Since Thomas Kent drove a gravel truck before World War II, the Army gave him a similar job when he enlisted three months after Pearl Harbor. It had some advantages.
While at Camp Claiborne near Alexandria, Kent was assigned to drive for Lt. Mike Berkut, an intelligence officer for the 82nd Airborne Division’s 325th Glider Infantry Regiment. One day, Kent got assigned kitchen duty.
When a different soldier showed up to drive Berkut, the officer “called the motor pool and asked where his other driver was,” said Kent, 94. “‘He’s doing KP today.’ Mike said, ‘Go get him.’ That was the end of my KP for the rest of the time I was in the service.”
Avoiding potato peelers wasn’t the only benefit. Most soldiers spent much of the war carrying everything they needed on their backs. There was no room for what didn’t help them attack the enemy, survive or stay comfortable. As a driver, it was easier for Kent to carry something extra.
In his case, that meant a camera. Although he wasn’t able to keep it with him for the entire time, Kent’s Kodak Six-20 Brownie Junior box camera allowed him to record a soldier’s-eye view of history’s largest war.
Like many soldiers, Kent took pictures of his buddies during training at Camp Claiborne, Fort Bragg, N.C., and Camp Edwards, Mass., before being forced to relinquish the camera when sent overseas. But, his family eventually shipped it to him.
“Before we left the States, (the instruction was) ‘Everybody send your camera home. You can’t take it with you,’” he said. “I guess they didn’t want us to take pictures of the porpoises or whatever. I went all the way through North Africa, Sicily, Italy, Ireland and into England before I got my camera back.”
Still, that gave Kent plenty of opportunities to record his experiences while based in Leicester, England, at the June 6, 1944, D-Day invasion, Operation Market Garden in Holland and the drive into Germany.
Although he was part of the 82nd Airborne, Kent did not jump out of airplanes. At D-Day and Market Garden, he was one of the troops who went in by gliders. Kent’s glider carried him, the pilot and the jeep Kent was supposed to drive. Berkut went in a separate glider with a trailer. In the early morning hours of D-Day, they landed near the French town of St. Mere Eglise.
Kent got airsick on the flight, but his glider landed without incident. Berkut’s glider crashed into a tree in a hedgerow, breaking the legs of the pilot and co-pilot.
“We had landed in the area where the paratroopers had landed first (and were eager for reinforcements),” Kent said. “They were hurting for us when we got there. ... In training, the glider troopers were nothing but dirt compared to the paratroopers, but when we got there they were glad to see us.”

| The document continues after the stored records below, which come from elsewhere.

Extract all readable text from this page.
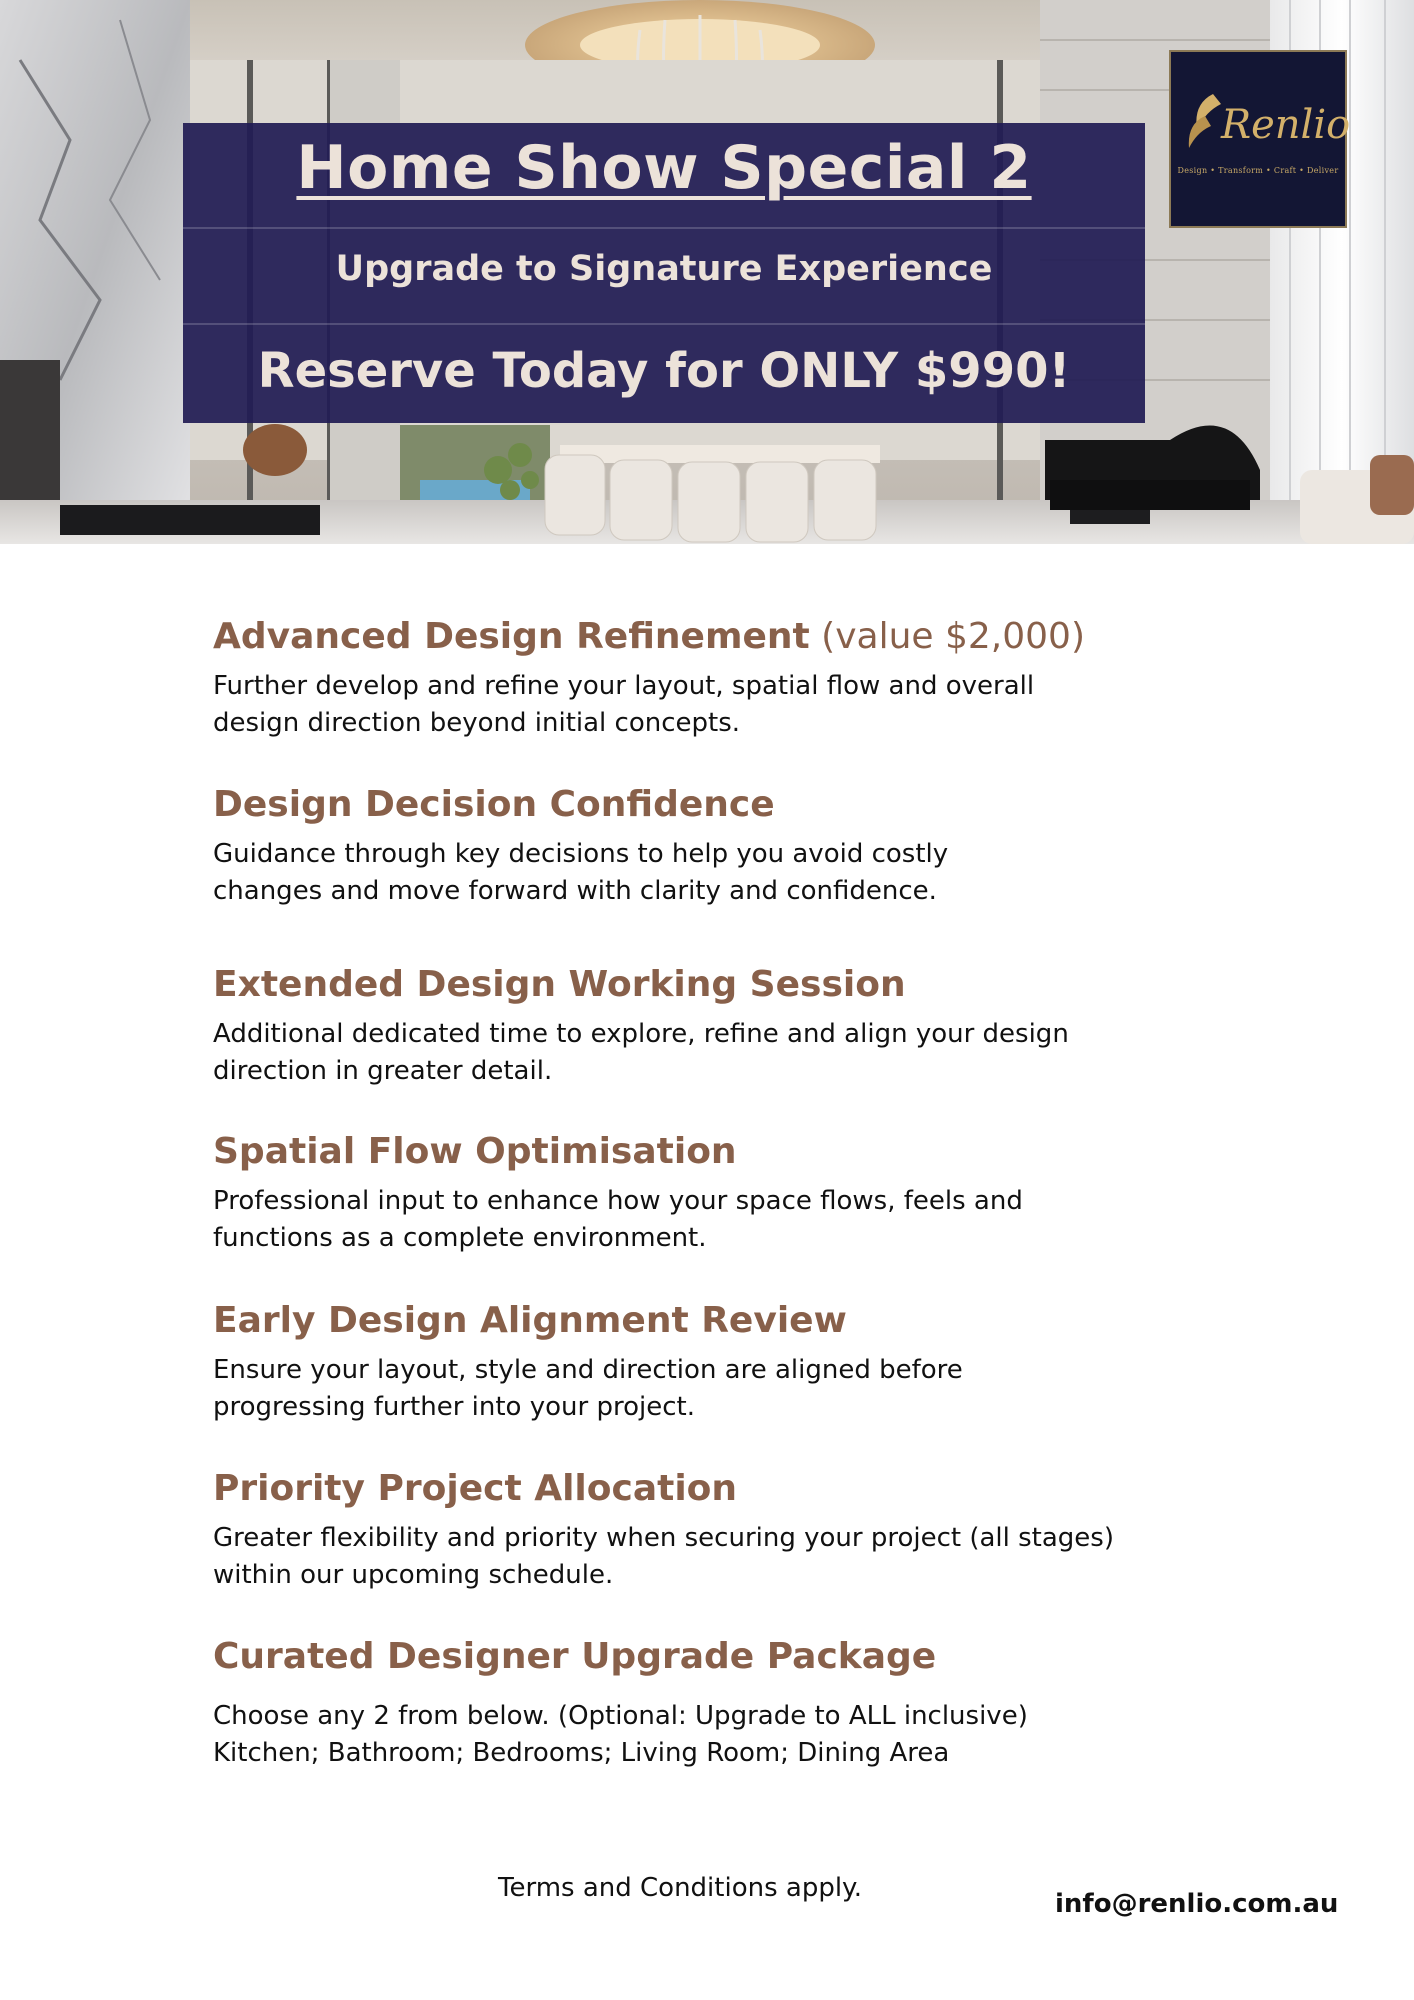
Home Show Special 2
Upgrade to Signature Experience
Reserve Today for ONLY $990!
Renlio
Design • Transform • Craft • Deliver
Advanced Design Refinement (value $2,000)
Further develop and refine your layout, spatial flow and overall
design direction beyond initial concepts.
Design Decision Confidence
Guidance through key decisions to help you avoid costly
changes and move forward with clarity and confidence.
Extended Design Working Session
Additional dedicated time to explore, refine and align your design
direction in greater detail.
Spatial Flow Optimisation
Professional input to enhance how your space flows, feels and
functions as a complete environment.
Early Design Alignment Review
Ensure your layout, style and direction are aligned before
progressing further into your project.
Priority Project Allocation
Greater flexibility and priority when securing your project (all stages)
within our upcoming schedule.
Curated Designer Upgrade Package
Choose any 2 from below. (Optional: Upgrade to ALL inclusive)
Kitchen; Bathroom; Bedrooms; Living Room; Dining Area
Terms and Conditions apply.
info@renlio.com.au
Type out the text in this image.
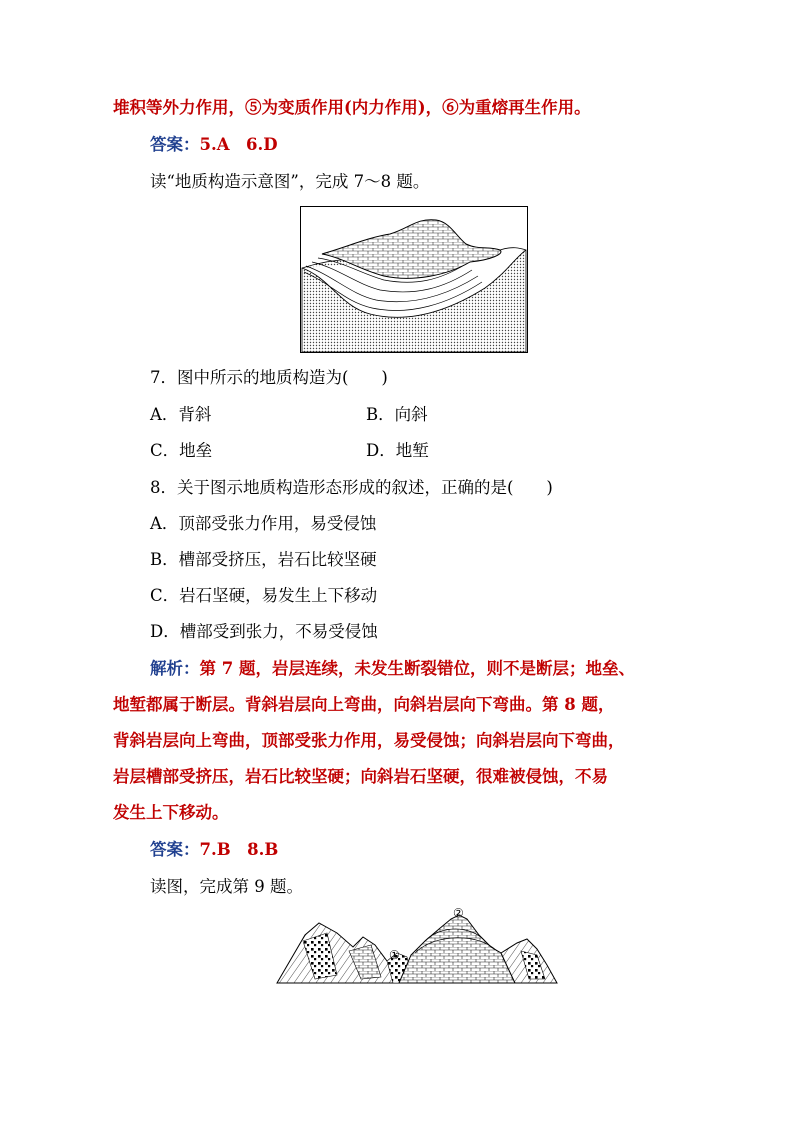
堆积等外力作用，⑤为变质作用(内力作用)，⑥为重熔再生作用。
答案：5.A　6.D
读“地质构造示意图”，完成 7～8 题。
7．图中所示的地质构造为(　　)
A．背斜	B．向斜
C．地垒	D．地堑
8．关于图示地质构造形态形成的叙述，正确的是(　　)
A．顶部受张力作用，易受侵蚀
B．槽部受挤压，岩石比较坚硬
C．岩石坚硬，易发生上下移动
D．槽部受到张力，不易受侵蚀
解析：第 7 题，岩层连续，未发生断裂错位，则不是断层；地垒、
地堑都属于断层。背斜岩层向上弯曲，向斜岩层向下弯曲。第 8 题，
背斜岩层向上弯曲，顶部受张力作用，易受侵蚀；向斜岩层向下弯曲，
岩层槽部受挤压，岩石比较坚硬；向斜岩石坚硬，很难被侵蚀，不易
发生上下移动。
答案：7.B　8.B
读图，完成第 9 题。
①
②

Kent spent 33 days in the Normandy fighting before returning to England. His next action was in September; the 82nd Airborne was part of the Market Garden attempt to capture numerous bridges in Holland and create a path across the Rhine River that would allow a quick strike into Germany.
Once again, Kent rode in the co-pilot’s seat. After the war, Kent met a glider pilot who asked if either pilot during the war gave Kent instructions about landing the glider in case the pilot was killed or disabled.
“I said no he didn’t,” Kent said. “He said he was supposed to.”
In Holland, the airplane that towed the glider was struck by ground fire and lost altitude, so the glider had to be released early. It landed in front of a bomb crater and was briefly airborne again before touching down again on the other side of the crater.
“So, I tell people I landed twice in one flight,” Kent said.
Once on the ground, Kent was part of the Allied forces that took the town of Nijmegen and the bridge over the Waal River there. But the Allies failed to capture all the bridges and move all the forces forward quickly enough to overcome a German counterattack, and they were driven back.
Kent was sent to France and parted company with Berkut, who finished the war as a colonel, during the Battle of the Bulge in December 1944.
Kent drove trucks as American forces pushed into Germany. He was in the wrecked city of Cologne when President Franklin Roosevelt died on April 12, 1945, and moved as far east as Ludwigslust, across the Elbe River, before the war ended.
“I was just riding around up there one day and started down the road and started meeting some German soldiers — as far as you could see a line of German soldiers with no weapons,” he said. “They had surrendered, 145,000 German soldiers came through our line. They didn’t want to be caught by the Russians.”
There had been close calls along the way. One night in Normandy, unable to dig a suitable foxhole in the rocky soil, Kent dug a shallow trench, then rolled the jeep above it for protection. When he woke up the next morning, he discovered the jeep full of dirt and rock from an nearby artillery blast. Later in the war, artillery fire forced him to seek cover with other soldiers in a roadside trench. A shell that exploded above them killed the soldier on one side of him and wounded one on the opposite side, but left Kent unscathed.
“Soldiers gave me a hard time about having a vehicle,” Kent said. “I told them, ‘You can get in the ditch a lot faster than I can.’”
After the war, Kent returned to Louisiana and worked for Breeden Tractor Co., retiring 29 years ago. He lives in Baton Rouge with his wife, Derlyne.